Last week, as I traveled across the southern tier of New York, skeins of Canada geese crossed the sky from north to south. It was a vintage November day -- cold, gray, and damp.
At a rest stop near Jamestown, another flock caught my eye. But these birds were bigger and pure white. What a treat to see a flock of tundra swans. November is the best time to encounter these impressive birds as they head to wintering grounds on Chesapeake Bay.
Swans are huge all-white birds, seemingly impossible to misidentify, but clueless hunters sometimes mistake them for much smaller snow geese, which are easily recognized by their black wing tips. Tundra swans measure about 52 inches long with a 66-inch wing span and weigh about 15 pounds. Mute and trumpeter swans are larger -- 5 feet long with a wing span of about 6 1/2 feet and weighing about 23 pounds.
Mute swans, which are not mute, are the common swans of country estates, city parks and zoos. These exotic birds easily escape confinement and establish feral populations. The bright orange bill with a fleshy black knob at the base is diagnostic, and at rest, mute swans hold their long necks in a graceful S-curve.

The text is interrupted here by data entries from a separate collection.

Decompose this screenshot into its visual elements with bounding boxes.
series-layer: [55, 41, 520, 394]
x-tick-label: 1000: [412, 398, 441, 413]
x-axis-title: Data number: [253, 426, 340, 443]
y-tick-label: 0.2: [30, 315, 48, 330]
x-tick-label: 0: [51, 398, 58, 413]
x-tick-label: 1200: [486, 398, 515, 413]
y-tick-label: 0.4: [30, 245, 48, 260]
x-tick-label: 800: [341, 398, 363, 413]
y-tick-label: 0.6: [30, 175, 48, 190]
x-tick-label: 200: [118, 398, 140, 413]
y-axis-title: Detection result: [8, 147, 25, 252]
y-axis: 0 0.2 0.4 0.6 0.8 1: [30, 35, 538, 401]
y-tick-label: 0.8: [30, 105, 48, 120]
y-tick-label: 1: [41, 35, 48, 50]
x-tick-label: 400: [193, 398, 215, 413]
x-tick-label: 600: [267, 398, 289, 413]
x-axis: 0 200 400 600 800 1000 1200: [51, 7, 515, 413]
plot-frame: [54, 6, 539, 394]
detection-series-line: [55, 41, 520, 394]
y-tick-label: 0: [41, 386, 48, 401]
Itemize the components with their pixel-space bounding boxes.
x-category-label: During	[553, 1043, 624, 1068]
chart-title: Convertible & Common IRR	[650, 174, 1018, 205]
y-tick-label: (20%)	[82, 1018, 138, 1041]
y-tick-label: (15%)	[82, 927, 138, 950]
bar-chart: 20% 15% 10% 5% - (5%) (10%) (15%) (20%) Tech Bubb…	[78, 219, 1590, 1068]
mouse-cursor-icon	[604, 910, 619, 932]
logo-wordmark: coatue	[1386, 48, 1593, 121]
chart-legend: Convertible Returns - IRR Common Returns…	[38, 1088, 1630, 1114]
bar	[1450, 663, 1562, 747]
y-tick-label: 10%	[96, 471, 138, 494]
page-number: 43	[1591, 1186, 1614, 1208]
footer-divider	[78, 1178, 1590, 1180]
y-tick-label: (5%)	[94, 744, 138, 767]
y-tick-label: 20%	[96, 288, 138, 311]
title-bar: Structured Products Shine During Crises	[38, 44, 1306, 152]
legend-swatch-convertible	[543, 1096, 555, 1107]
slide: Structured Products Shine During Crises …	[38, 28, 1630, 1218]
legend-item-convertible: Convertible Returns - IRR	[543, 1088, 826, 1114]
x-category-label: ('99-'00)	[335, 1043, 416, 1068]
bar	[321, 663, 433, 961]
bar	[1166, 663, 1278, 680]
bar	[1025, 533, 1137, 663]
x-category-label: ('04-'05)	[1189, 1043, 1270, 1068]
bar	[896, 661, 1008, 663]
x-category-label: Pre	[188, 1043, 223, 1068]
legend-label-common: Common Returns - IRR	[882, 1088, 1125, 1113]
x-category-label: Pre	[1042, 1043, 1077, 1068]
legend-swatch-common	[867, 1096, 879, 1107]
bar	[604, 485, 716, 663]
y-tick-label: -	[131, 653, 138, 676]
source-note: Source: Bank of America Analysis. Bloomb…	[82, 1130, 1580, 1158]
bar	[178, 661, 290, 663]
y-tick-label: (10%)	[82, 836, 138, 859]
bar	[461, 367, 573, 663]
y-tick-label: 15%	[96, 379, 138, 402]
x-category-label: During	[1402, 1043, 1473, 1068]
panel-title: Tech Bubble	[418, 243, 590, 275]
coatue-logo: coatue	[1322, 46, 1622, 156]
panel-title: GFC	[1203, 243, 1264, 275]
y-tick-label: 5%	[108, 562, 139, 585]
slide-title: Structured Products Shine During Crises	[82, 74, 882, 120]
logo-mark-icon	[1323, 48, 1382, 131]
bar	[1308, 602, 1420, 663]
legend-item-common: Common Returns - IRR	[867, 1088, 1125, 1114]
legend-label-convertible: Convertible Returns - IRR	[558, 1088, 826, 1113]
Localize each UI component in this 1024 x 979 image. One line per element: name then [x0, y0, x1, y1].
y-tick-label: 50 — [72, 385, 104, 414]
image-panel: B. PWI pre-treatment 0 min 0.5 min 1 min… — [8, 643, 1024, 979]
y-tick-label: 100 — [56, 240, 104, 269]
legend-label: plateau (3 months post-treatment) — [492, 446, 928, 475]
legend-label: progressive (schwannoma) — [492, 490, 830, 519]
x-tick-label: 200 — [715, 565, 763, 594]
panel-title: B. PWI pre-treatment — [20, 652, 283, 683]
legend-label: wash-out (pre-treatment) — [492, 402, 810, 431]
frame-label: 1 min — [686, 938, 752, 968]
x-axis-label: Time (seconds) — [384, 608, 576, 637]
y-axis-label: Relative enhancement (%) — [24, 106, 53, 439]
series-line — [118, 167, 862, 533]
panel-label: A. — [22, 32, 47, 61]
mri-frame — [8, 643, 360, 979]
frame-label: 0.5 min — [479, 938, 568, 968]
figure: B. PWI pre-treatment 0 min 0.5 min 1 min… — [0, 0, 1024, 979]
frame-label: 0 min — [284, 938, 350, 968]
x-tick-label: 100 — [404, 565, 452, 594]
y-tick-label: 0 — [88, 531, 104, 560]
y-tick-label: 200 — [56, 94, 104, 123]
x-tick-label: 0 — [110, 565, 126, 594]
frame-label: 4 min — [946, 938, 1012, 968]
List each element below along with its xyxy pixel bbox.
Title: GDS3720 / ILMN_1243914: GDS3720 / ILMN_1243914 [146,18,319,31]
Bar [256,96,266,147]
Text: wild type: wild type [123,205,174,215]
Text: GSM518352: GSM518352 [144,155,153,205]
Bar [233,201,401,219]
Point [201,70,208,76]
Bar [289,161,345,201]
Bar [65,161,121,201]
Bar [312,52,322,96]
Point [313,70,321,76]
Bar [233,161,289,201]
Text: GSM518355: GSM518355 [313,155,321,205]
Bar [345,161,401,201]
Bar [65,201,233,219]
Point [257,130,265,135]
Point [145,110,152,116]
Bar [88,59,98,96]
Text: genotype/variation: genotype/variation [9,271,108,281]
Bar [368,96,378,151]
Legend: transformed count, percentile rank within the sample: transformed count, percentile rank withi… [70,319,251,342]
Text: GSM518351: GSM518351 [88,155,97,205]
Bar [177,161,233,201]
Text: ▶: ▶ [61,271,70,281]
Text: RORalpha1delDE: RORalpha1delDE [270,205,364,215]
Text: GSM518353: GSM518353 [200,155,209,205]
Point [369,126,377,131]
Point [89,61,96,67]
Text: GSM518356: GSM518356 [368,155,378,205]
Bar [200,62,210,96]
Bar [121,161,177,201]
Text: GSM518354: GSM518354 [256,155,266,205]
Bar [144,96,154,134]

The tundra swan, the species you're likely to see this month in the vicinity of the Three Rivers, is all white with a black bill. Many, but not all, adults have a yellow spot at the base of the bill. At rest, a tundra swan's neck is more erect than a mute's. And often a tundra swan's neck is stained a rust color from iron-containing minerals encountered while grubbing for submerged aquatic plants.
Trumpeter swans are the largest native waterfowl in North America. Though larger than tundra swans, trumpeters are visually almost identical, except that trumpeters never have a yellow spot on the bill. Like tundras, trumpeters also often have rusty stained necks. In fact, every trumpeter I've ever seen has had a rusty neck.
In flight, both tundra and trumpeter swans hold their long necks straight and outstretched. Even at a distance, their necks appear as long as their bodies.